I see God as the ultimate parent and no way as the absent Father many might think he is in the light of, say, yesterday’s carnage done in the name of religion.

Yes, physics accepts in a way it never did so clearly that the universe had a beginning 14 thousand million years ago in the Big Bang so God is a possibility. As Einstein said, ‘The most incomprehensible thing about the universe is that it is comprehensible.’ Does matter really come before mind or is it in fact the other way round so we’re given minds not only to explore the world but to understand the Mind that put us here?

Yes, if we think about it, you and I are evidence for God. There’s something about us and our ability to shelve our own interests for others as many are doing through the French tragedy  that points beyond the animal kingdom. When we show love we’re showing something beyond this world, what has been called the image of God in us.

But, how can a loving God exist who allows carnage such as we saw on Friday night. I can’t answer. I can quote theologian Tim Keller ‘If you have a God great and transcendent enough to be mad at because he hasn’t stopped evil and suffering in the world, …you have….a God great and transcendent enough to have good reasons for allowing it to continue that you can’t know... you can’t have it both ways’. That’s an intellectual approach suited to one of the writers best at putting Richard Dawkins in his place, but it’s no answer to those seeing loved ones enjoying a concert shredded to death.

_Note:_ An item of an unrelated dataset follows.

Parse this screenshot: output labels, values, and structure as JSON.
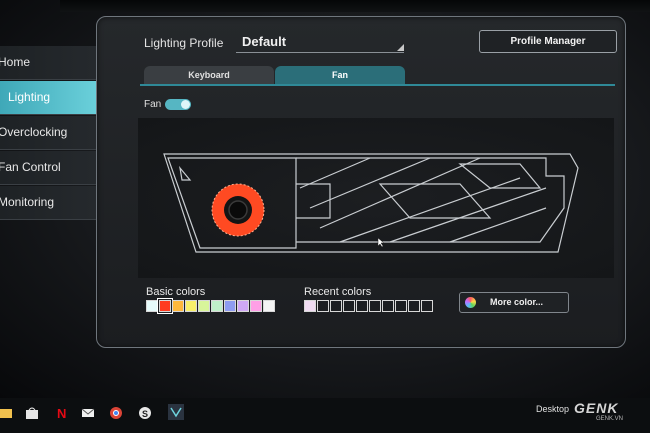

I see God like Judge Dingemans as just and merciful. He is the ultimate parent keeping boundaries,  grieving transgressions, treating us far better than we are, at the cost of tears, and holding our long term benefit always before him. He’s no absent Father but came to us in the person of his Son to suffer and die for us. As the writer of Hebrews expresses it in our first reading Christ offered for all time a single sacrifice for sins.

God knows first-hand what human life’s like. There’s nothing we have to suffer he hasn’t entered through Jesus.

I can’t answer the problem of human suffering but I can point to the Answerer who expects no agony of us he’s not prepared to go through himself and make it a way to glory. In C.S.Lewis’s words, ‘Heaven, once attained, will work backwards and turn…agony into a glory’.

The first reading spoke of Christ’s love offering on the Cross and went on to invite us ‘to provoke one another to love and good deeds’.

The greatest distortion of Christianity in our age is that it’s a scolding, harassing creed that targets those who fall short. It’s actually the very opposite of that false perception. We hold to a Saviour who wants the best for us and gives us that best by loving it into us and not forcing it in. ‘Love is patient;’ says St Paul. ‘Love is kind; love is not envious or boastful or arrogant or rude. It does not insist on its own way’.‘God is patient; God is kind; God is not envious or boastful or arrogant or rude. God does not insist on his own way’.

Our love for God expressed in the commitments implied in baptism comes out of his love for us, his readiness to treat us not as the sinners we are but as the beloved daughters and sons of God we are called to be.

May God’s love be poured afresh into our hearts through this eucharist  for a world that is needy as ever for love that will cover its sins.